NEWS OF THE MORNING
Is David Blatt erring by shrinking Mozgov? | Curry suffers from dehydration after Game 5 | Friend of Wade says Heat star isn’t happy with contract status | Ilyasova looks to fuel the Pistons | Millsap reunion in Utah?
No. 1: Is David Blatt erring by shrinking Mozgov? — So the Cavs are one game away from elimination in the NBA Finals and everyone knows why. They’re missing Kevin Love and Kyrie Irving, which isn’t the ideal way to beat a 67-win opponent that is healthy and has the league MVP. But apparently that isn’t a good enough excuse for some observers, who wonder if Cavs coach David Blatt is hurting his team’s meager chance by going to a smaller lineup. Blatt chose to keep center Timofey Mozgov on the bench for the most of the Game 5 loss mainly because the Warriors were going small and ditching their center, Andrew Bogut. On game earlier, Mozgov led the Cavs in scoring with 28 minutes and seemingly has enough agility to be productive against a small lineup, but at the same time could be exploited by Draymond Green. Anyway, count CBSSports.com’s Matt Moore in the camp that says Blatt is doing the Cavs no favors:
The Cleveland Cavaliers are outgunned in the NBA Finals. That much doesn’t take a basketball Ph.D to understand after the Cavaliers’ Game 5 104-91 loss Sunday night at Oracle Arena. They are short-handed, they are injured, they are tired, they are cramping, and they are not very talented, except for their brilliant do-it-all superstar LeBron James and their super athletic young big man, Tristan Thompson. (And Thompson isn’t prepared for a major role offensively.)
The Warriors, meanwhile, are stacked to the gills with shooters and versatile playmakers. Their smallball lineup has been successful all year. The Cavaliers knew that going in. They knew that from the get-go. In the first three games, Cleveland did a masterful job of mucking the game up, slowing the tempo down, controlling the pace, grinding out games, and punishing the Warriors with their big lineups.
The Warriors would go small, the Cavaliers would stay with what worked, keeping Timofey Mozgov, who has been incredible in this series, on the floor. The Cavaliers got out to a 2-1 series lead, with two more games to play in Quicken Loans arena in Cleveland.
Less than five days later, they trail 3-2 in this best-of-7 series, and in back-to-back games have been sucked into the Warriors’ style of play. The Warriors doubled down on their Game 4 gambit in Game 5, with Andrew Bogut not playing a single minute. Festus Ezeli played three minutes. David Lee played only nine. Steve Kerr went to a seven-man rotation, effectively, with Draymond Green playing almost all his minutes at center.
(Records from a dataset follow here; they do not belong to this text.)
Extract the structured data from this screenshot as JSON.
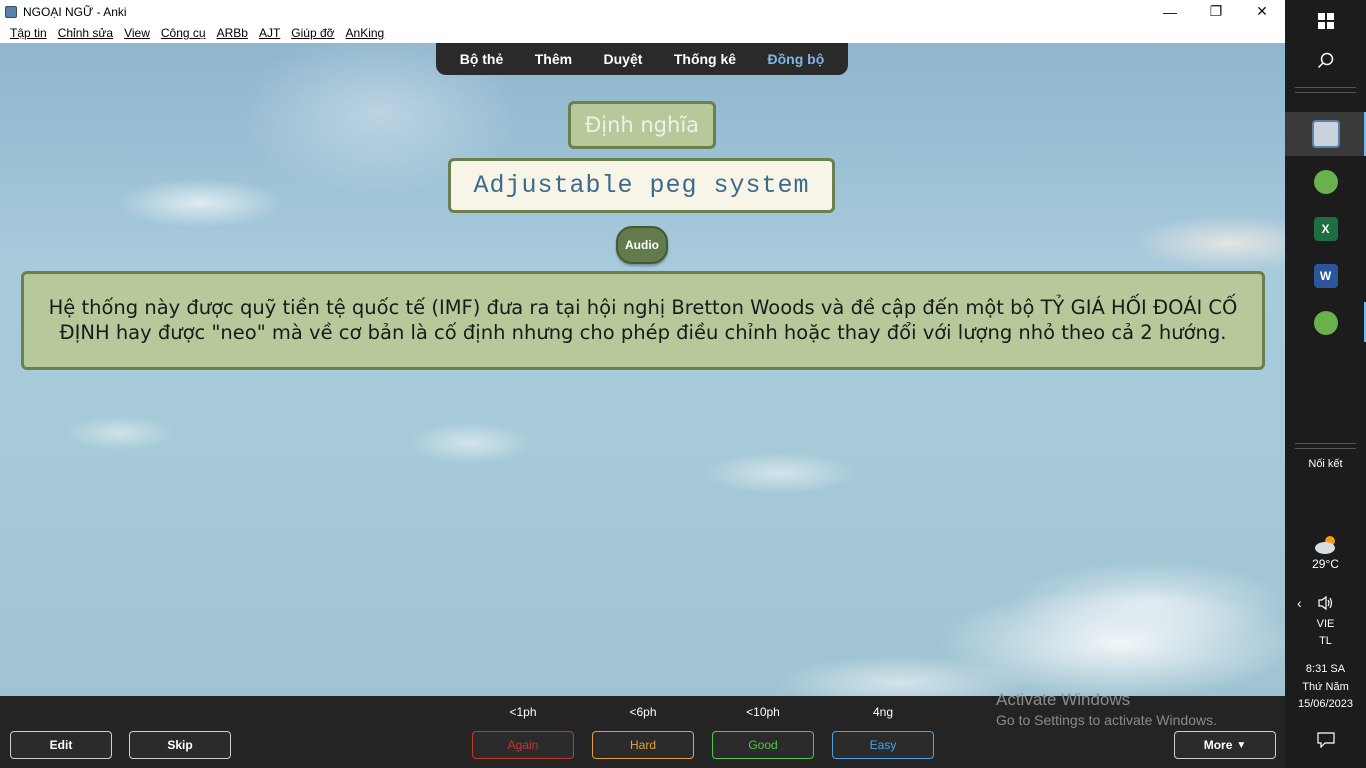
{
  "window": {
    "title": "NGOẠI NGỮ - Anki",
    "controls": {
      "minimize": "—",
      "maximize": "❐",
      "close": "✕"
    }
  },
  "menu": [
    "Tập tin",
    "Chỉnh sửa",
    "View",
    "Công cụ",
    "ARBb",
    "AJT",
    "Giúp đỡ",
    "AnKing"
  ],
  "topnav": {
    "decks": "Bộ thẻ",
    "add": "Thêm",
    "browse": "Duyệt",
    "stats": "Thống kê",
    "sync": "Đồng bộ"
  },
  "card": {
    "type_label": "Định nghĩa",
    "front": "Adjustable peg system",
    "audio_label": "Audio",
    "back": "Hệ thống này được quỹ tiền tệ quốc tế (IMF) đưa ra tại hội nghị Bretton Woods và đề cập đến một bộ TỶ GIÁ HỐI ĐOÁI CỐ ĐỊNH hay được \"neo\" mà về cơ bản là cố định nhưng cho phép điều chỉnh hoặc thay đổi với lượng nhỏ theo cả 2 hướng."
  },
  "bottom": {
    "edit": "Edit",
    "skip": "Skip",
    "more": "More",
    "more_arrow": "▼",
    "answers": [
      {
        "interval": "<1ph",
        "label": "Again",
        "color": "#c0392b"
      },
      {
        "interval": "<6ph",
        "label": "Hard",
        "color": "#e3a03c"
      },
      {
        "interval": "<10ph",
        "label": "Good",
        "color": "#4cc94a"
      },
      {
        "interval": "4ng",
        "label": "Easy",
        "color": "#4aa3e8"
      }
    ]
  },
  "watermark": {
    "line1": "Activate Windows",
    "line2": "Go to Settings to activate Windows."
  },
  "taskbar": {
    "connect": "Nối kết",
    "temperature": "29°C",
    "language": "VIE",
    "input_mode": "TL",
    "time": "8:31 SA",
    "weekday": "Thứ Năm",
    "date": "15/06/2023",
    "icons": [
      "windows-start-icon",
      "search-icon",
      "anki-app-icon",
      "green-app-icon",
      "excel-icon",
      "word-icon",
      "green-app-2-icon",
      "weather-icon",
      "chevron-left-icon",
      "speaker-icon",
      "notification-icon"
    ]
  }
}
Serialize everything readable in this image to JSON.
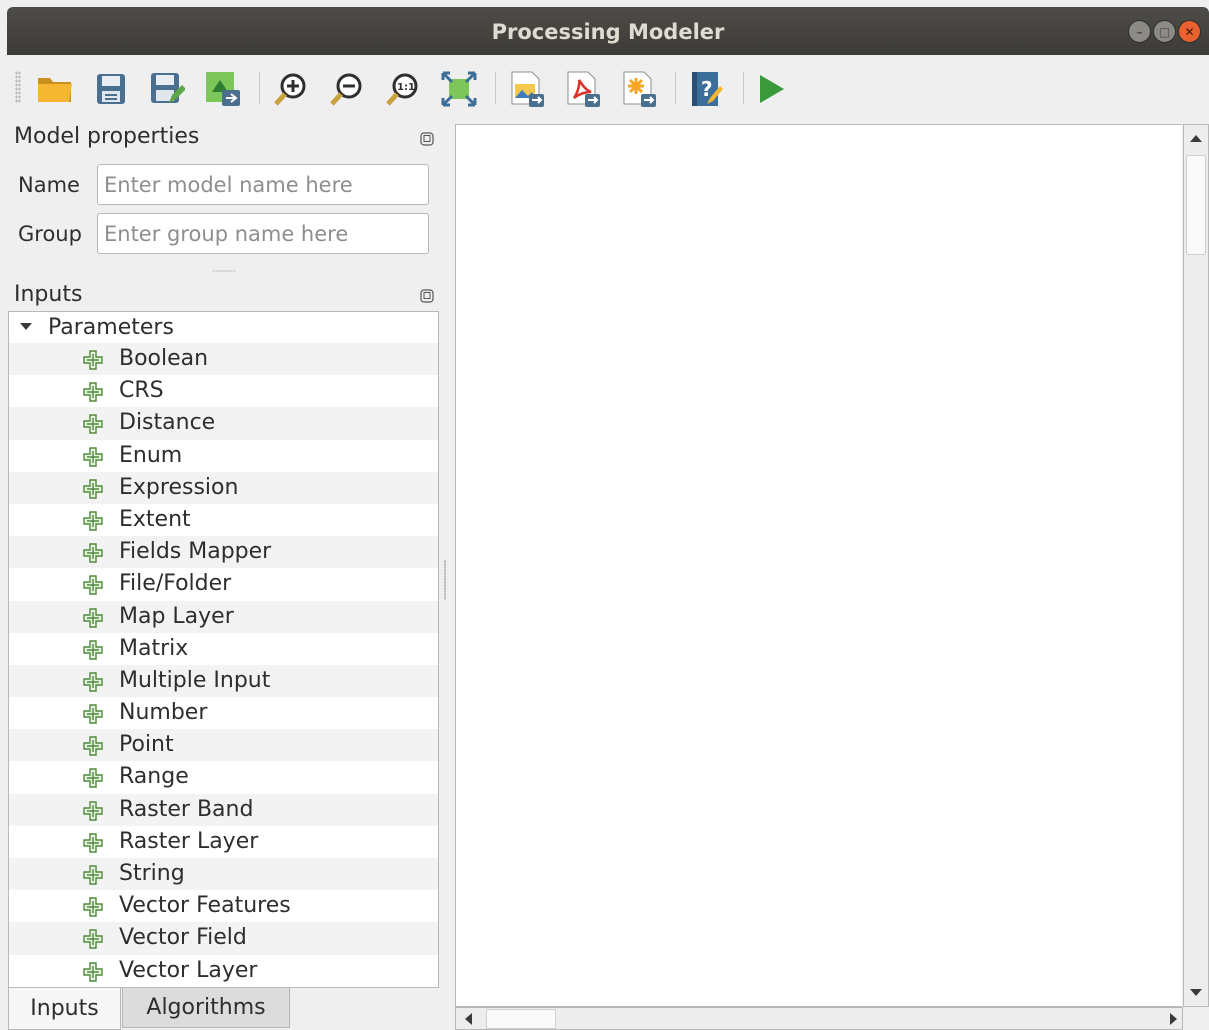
{
  "window": {
    "title": "Processing Modeler"
  },
  "toolbar": {
    "buttons": [
      "open-model-icon",
      "save-model-icon",
      "save-model-as-icon",
      "export-model-icon",
      "zoom-in-icon",
      "zoom-out-icon",
      "zoom-actual-icon",
      "zoom-full-icon",
      "export-image-icon",
      "export-pdf-icon",
      "export-svg-icon",
      "edit-help-icon",
      "run-model-icon"
    ]
  },
  "model_properties": {
    "title": "Model properties",
    "name_label": "Name",
    "name_placeholder": "Enter model name here",
    "group_label": "Group",
    "group_placeholder": "Enter group name here"
  },
  "inputs": {
    "title": "Inputs",
    "tree_root": "Parameters",
    "parameters": [
      "Boolean",
      "CRS",
      "Distance",
      "Enum",
      "Expression",
      "Extent",
      "Fields Mapper",
      "File/Folder",
      "Map Layer",
      "Matrix",
      "Multiple Input",
      "Number",
      "Point",
      "Range",
      "Raster Band",
      "Raster Layer",
      "String",
      "Vector Features",
      "Vector Field",
      "Vector Layer"
    ]
  },
  "tabs": {
    "inputs": "Inputs",
    "algorithms": "Algorithms"
  },
  "colors": {
    "titlebar": "#3c3b37",
    "close": "#e9612f",
    "run": "#3a9a3a",
    "plus": "#4f8a3c"
  }
}
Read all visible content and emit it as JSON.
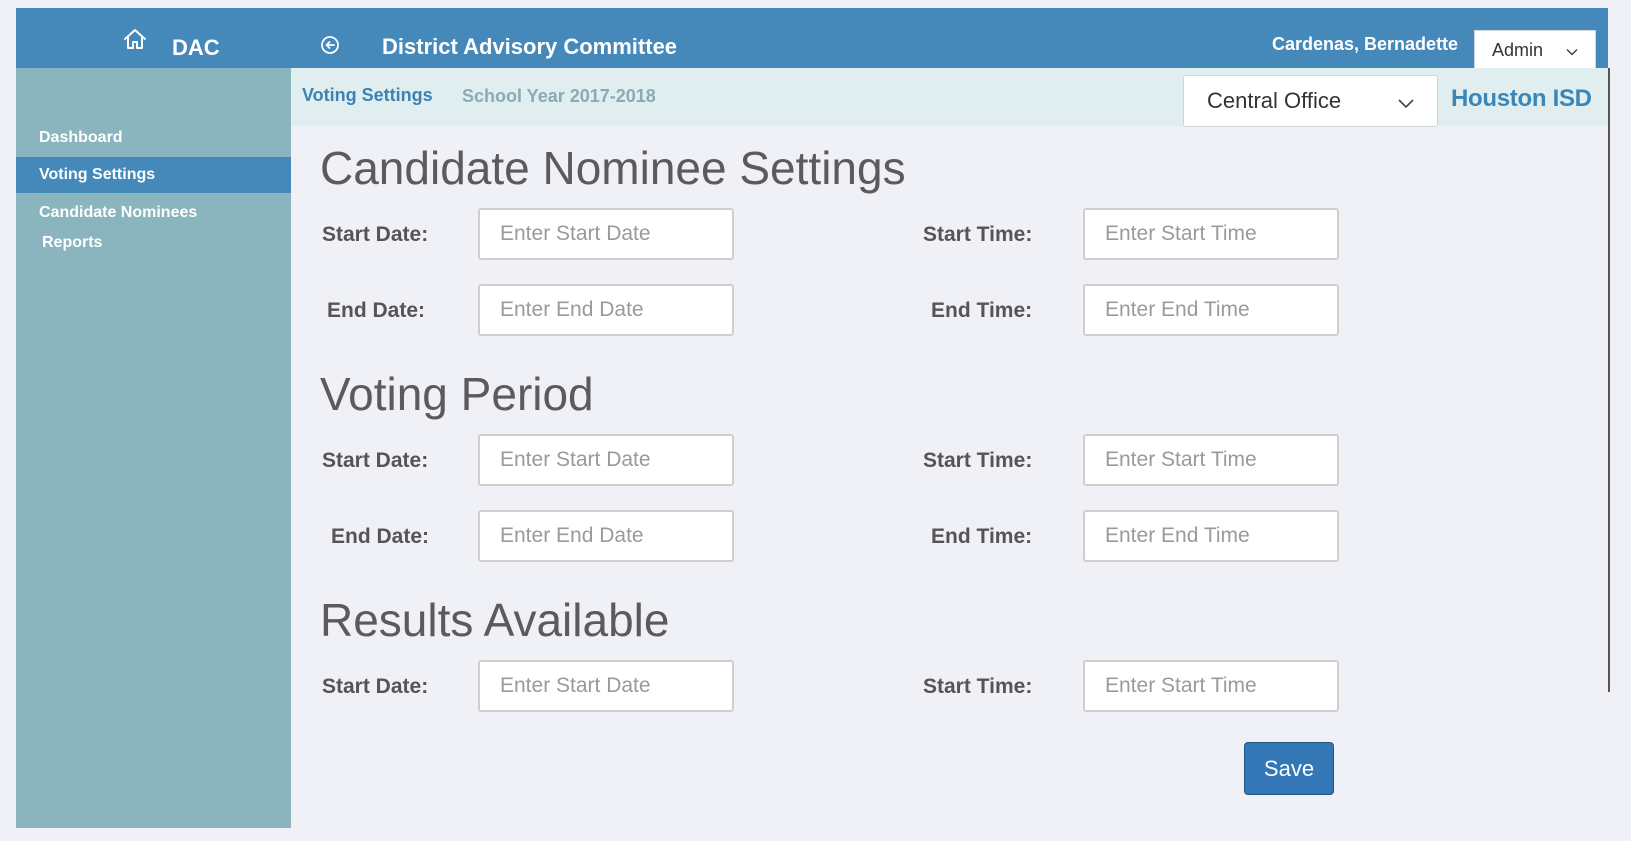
{
  "header": {
    "home_icon": "home-icon",
    "app_name": "DAC",
    "back_icon": "back-circle-icon",
    "title": "District Advisory Committee",
    "user_name": "Cardenas, Bernadette",
    "role": "Admin",
    "background_color": "#4589bb"
  },
  "sidebar": {
    "background_color": "#8ab5be",
    "items": [
      {
        "label": "Dashboard"
      },
      {
        "label": "Voting Settings",
        "active": true
      },
      {
        "label": "Candidate Nominees"
      },
      {
        "label": "Reports"
      }
    ]
  },
  "subheader": {
    "breadcrumb": "Voting Settings",
    "school_year_label": "School Year  2017-2018",
    "office": "Central Office",
    "brand": "Houston ISD"
  },
  "sections": [
    {
      "title": "Candidate Nominee Settings",
      "start_date_label": "Start Date:",
      "start_date_placeholder": "Enter Start Date",
      "start_time_label": "Start Time:",
      "start_time_placeholder": "Enter Start Time",
      "end_date_label": "End Date:",
      "end_date_placeholder": "Enter End Date",
      "end_time_label": "End Time:",
      "end_time_placeholder": "Enter End Time"
    },
    {
      "title": "Voting Period",
      "start_date_label": "Start Date:",
      "start_date_placeholder": "Enter Start Date",
      "start_time_label": "Start Time:",
      "start_time_placeholder": "Enter Start Time",
      "end_date_label": "End Date:",
      "end_date_placeholder": "Enter End Date",
      "end_time_label": "End Time:",
      "end_time_placeholder": "Enter End Time"
    },
    {
      "title": "Results Available",
      "start_date_label": "Start Date:",
      "start_date_placeholder": "Enter Start Date",
      "start_time_label": "Start Time:",
      "start_time_placeholder": "Enter Start Time"
    }
  ],
  "actions": {
    "save_label": "Save",
    "save_color": "#3377b6"
  }
}
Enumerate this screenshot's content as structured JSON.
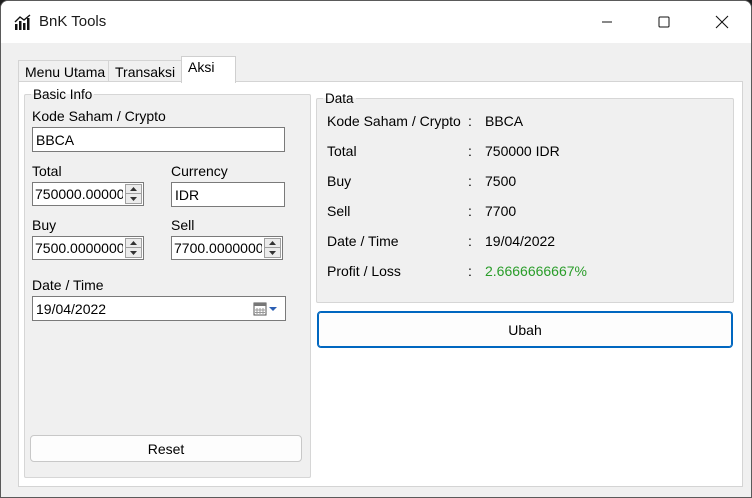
{
  "window": {
    "title": "BnK Tools",
    "icon": "chart-bars-icon"
  },
  "tabs": [
    {
      "label": "Menu Utama",
      "active": false
    },
    {
      "label": "Transaksi",
      "active": false
    },
    {
      "label": "Aksi",
      "active": true
    }
  ],
  "basic_info": {
    "legend": "Basic Info",
    "kode_label": "Kode Saham / Crypto",
    "kode_value": "BBCA",
    "total_label": "Total",
    "total_value": "750000.000000",
    "currency_label": "Currency",
    "currency_value": "IDR",
    "buy_label": "Buy",
    "buy_value": "7500.0000000",
    "sell_label": "Sell",
    "sell_value": "7700.0000000",
    "date_label": "Date / Time",
    "date_value": "19/04/2022",
    "reset_label": "Reset"
  },
  "data_panel": {
    "legend": "Data",
    "separator": ":",
    "rows": [
      {
        "label": "Kode Saham / Crypto",
        "value": "BBCA"
      },
      {
        "label": "Total",
        "value": "750000 IDR"
      },
      {
        "label": "Buy",
        "value": "7500"
      },
      {
        "label": "Sell",
        "value": "7700"
      },
      {
        "label": "Date / Time",
        "value": "19/04/2022"
      },
      {
        "label": "Profit / Loss",
        "value": "2.6666666667%"
      }
    ],
    "profit_color": "#2a9d2a",
    "ubah_label": "Ubah"
  },
  "colors": {
    "accent": "#0067c0"
  }
}
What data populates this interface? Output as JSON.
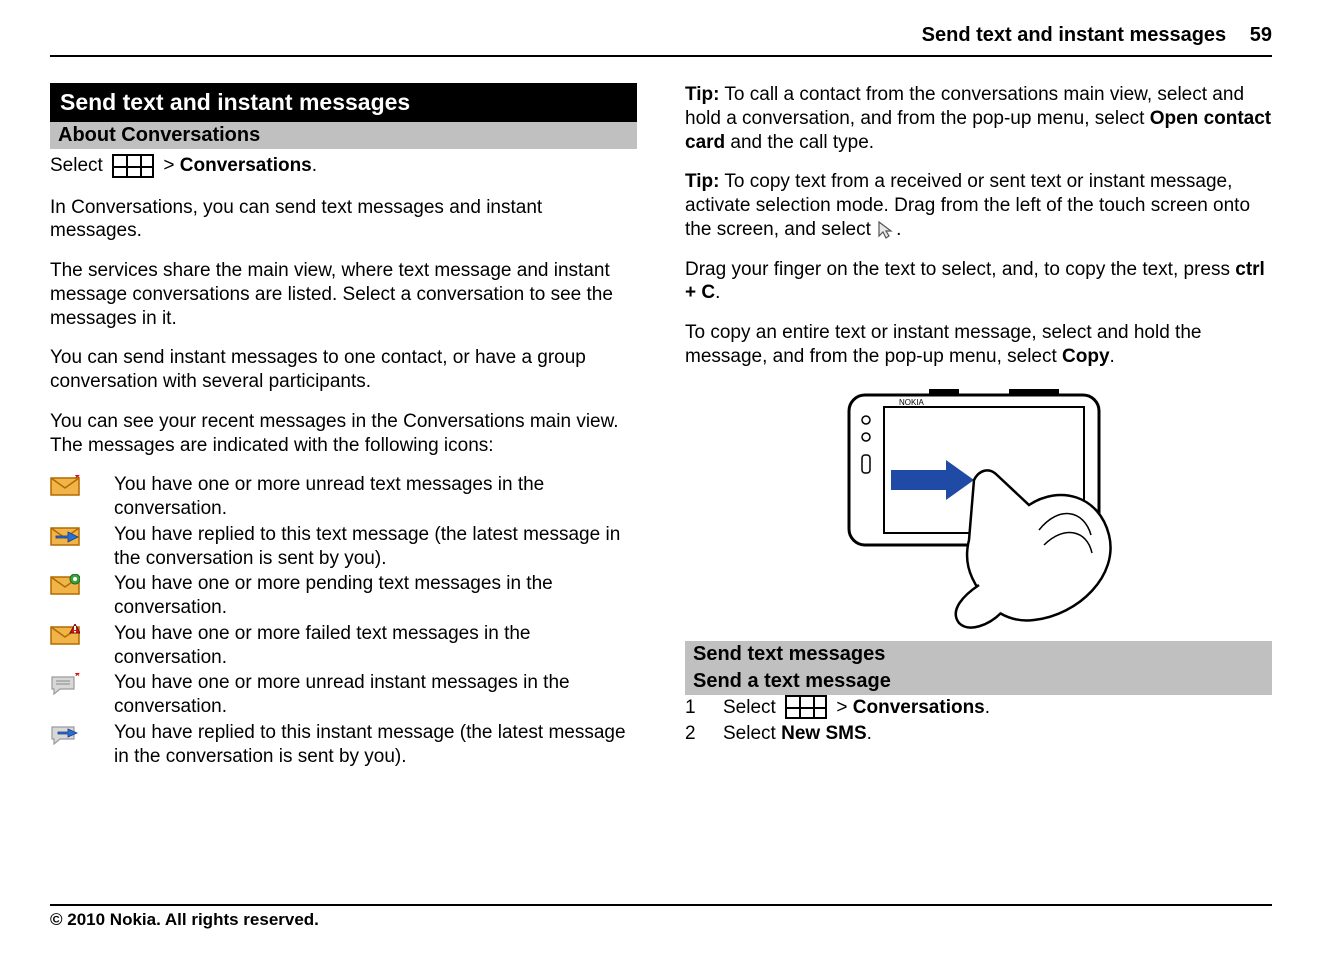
{
  "header": {
    "title": "Send text and instant messages",
    "page_number": "59"
  },
  "footer": {
    "copyright": "© 2010 Nokia. All rights reserved."
  },
  "left": {
    "section_heading": "Send text and instant messages",
    "sub_heading": "About Conversations",
    "select_word": "Select",
    "select_sep": ">",
    "select_target": "Conversations",
    "select_dot": ".",
    "p1": "In Conversations, you can send text messages and instant messages.",
    "p2": "The services share the main view, where text message and instant message conversations are listed. Select a conversation to see the messages in it.",
    "p3": "You can send instant messages to one contact, or have a group conversation with several participants.",
    "p4": "You can see your recent messages in the Conversations main view. The messages are indicated with the following icons:",
    "icons": [
      {
        "name": "unread-sms-icon",
        "text": "You have one or more unread text messages in the conversation."
      },
      {
        "name": "replied-sms-icon",
        "text": "You have replied to this text message (the latest message in the conversation is sent by you)."
      },
      {
        "name": "pending-sms-icon",
        "text": "You have one or more pending text messages in the conversation."
      },
      {
        "name": "failed-sms-icon",
        "text": "You have one or more failed text messages in the conversation."
      },
      {
        "name": "unread-im-icon",
        "text": "You have one or more unread instant messages in the conversation."
      },
      {
        "name": "replied-im-icon",
        "text": "You have replied to this instant message (the latest message in the conversation is sent by you)."
      }
    ]
  },
  "right": {
    "tip1_label": "Tip:",
    "tip1_a": " To call a contact from the conversations main view, select and hold a conversation, and from the pop-up menu, select ",
    "tip1_bold": "Open contact card",
    "tip1_b": " and the call type.",
    "tip2_label": "Tip:",
    "tip2_a": " To copy text from a received or sent text or instant message, activate selection mode. Drag from the left of the touch screen onto the screen, and select ",
    "tip2_end": ".",
    "drag_a": "Drag your finger on the text to select, and, to copy the text, press ",
    "drag_bold": "ctrl + C",
    "drag_b": ".",
    "copy_a": "To copy an entire text or instant message, select and hold the message, and from the pop-up menu, select ",
    "copy_bold": "Copy",
    "copy_b": ".",
    "send_heading1": "Send text messages",
    "send_heading2": "Send a text message",
    "step1_num": "1",
    "step1_select": "Select",
    "step1_sep": ">",
    "step1_target": "Conversations",
    "step1_dot": ".",
    "step2_num": "2",
    "step2_a": "Select ",
    "step2_bold": "New SMS",
    "step2_b": "."
  }
}
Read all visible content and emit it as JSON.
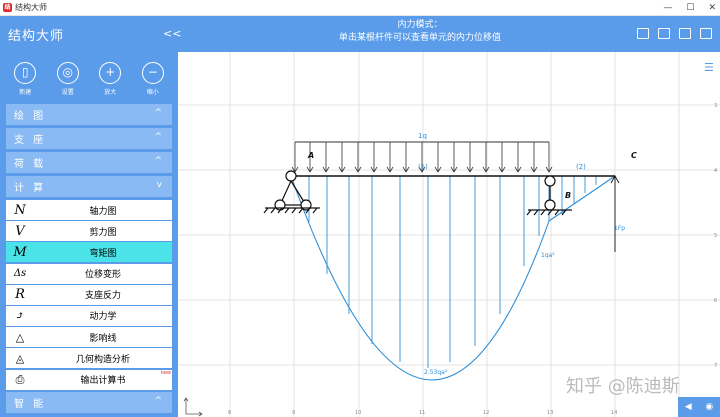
{
  "window": {
    "title": "结构大师",
    "controls": [
      "—",
      "☐",
      "✕"
    ]
  },
  "header": {
    "app_name": "结构大师",
    "collapse": "<<",
    "mode_line1": "内力模式：",
    "mode_line2": "单击某根杆件可以查看单元的内力位移值"
  },
  "tools": [
    {
      "label": "新建",
      "glyph": "▯"
    },
    {
      "label": "设置",
      "glyph": "◎"
    },
    {
      "label": "放大",
      "glyph": "+"
    },
    {
      "label": "缩小",
      "glyph": "−"
    }
  ],
  "sections": {
    "draw": {
      "label": "绘 图",
      "chev": "^"
    },
    "support": {
      "label": "支 座",
      "chev": "^"
    },
    "load": {
      "label": "荷 载",
      "chev": "^"
    },
    "calc": {
      "label": "计 算",
      "chev": "v"
    },
    "smart": {
      "label": "智 能",
      "chev": "^"
    }
  },
  "calc_items": [
    {
      "sym": "N",
      "label": "轴力图"
    },
    {
      "sym": "V",
      "label": "剪力图"
    },
    {
      "sym": "M",
      "label": "弯矩图"
    },
    {
      "sym": "Δs",
      "label": "位移变形"
    },
    {
      "sym": "R",
      "label": "支座反力"
    },
    {
      "sym": "⤴",
      "label": "动力学"
    },
    {
      "sym": "△",
      "label": "影响线"
    },
    {
      "sym": "◬",
      "label": "几何构造分析"
    },
    {
      "sym": "⎙",
      "label": "输出计算书",
      "tag": "new"
    }
  ],
  "diagram": {
    "load_label": "1q",
    "node_a": "A",
    "node_b": "B",
    "node_c": "C",
    "elem_1": "(1)",
    "elem_2": "(2)",
    "point_load": "1Fp",
    "moment_b": "1qa²",
    "moment_max": "2.53qa²",
    "x_ticks": [
      "8",
      "9",
      "10",
      "11",
      "12",
      "13",
      "14"
    ],
    "y_ticks": [
      "3",
      "4",
      "5",
      "6",
      "7"
    ]
  },
  "watermark": "知乎 @陈迪斯",
  "colors": {
    "accent": "#5b9cea",
    "active": "#4be3e8",
    "moment": "#2e8fd8"
  }
}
So naturally, the Cavaliers punished the Warriors for this, going big and pounding them into oblivion with size, right?
Nope. Instead, the Cavaliers allowed the Warriors to turn Game 5 into an offensively tilted affair and played Timofey Mozgov only nine minutes. The first question to David Blatt was about Mozgov and his absence. The reason for the Russian’s absence in Game 5?
“[That was] the way we needed to play tonight to give ourselves a chance to win.”
Reporters hammered Blatt about it toward the end of his press conference, with Blatt doubling down. Here’s an excerpt from the press conference, which got a little badgery from reporters and Blatt understandably became defensive:
Q. Steve Kerr just told us this is not a series for big guys. And going again to the Timofey Mozgov thing, are you going to stay playing not big basketball, or after the circumstances and the result of the game, are you trying to do something different? Because it didn’t pay much result tonight, if you think?
COACH BLATT: And how did it do the game before?
Q. He was the best scorer, but you didn’t use him tonight.
COACH BLATT: What was the score of the game?
Q. You guys lost the game again.
COACH BLATT: Yeah, by more.
Q. Can could you explain why you didn’t use him? 28 points last game, and no points tonight?
COACH BLATT: I thought I was pretty clear I thought that was our best chance to win the game, and we were definitely in the game with a chance to win. So that’s the way we played it. So I thought I was pretty clear with that.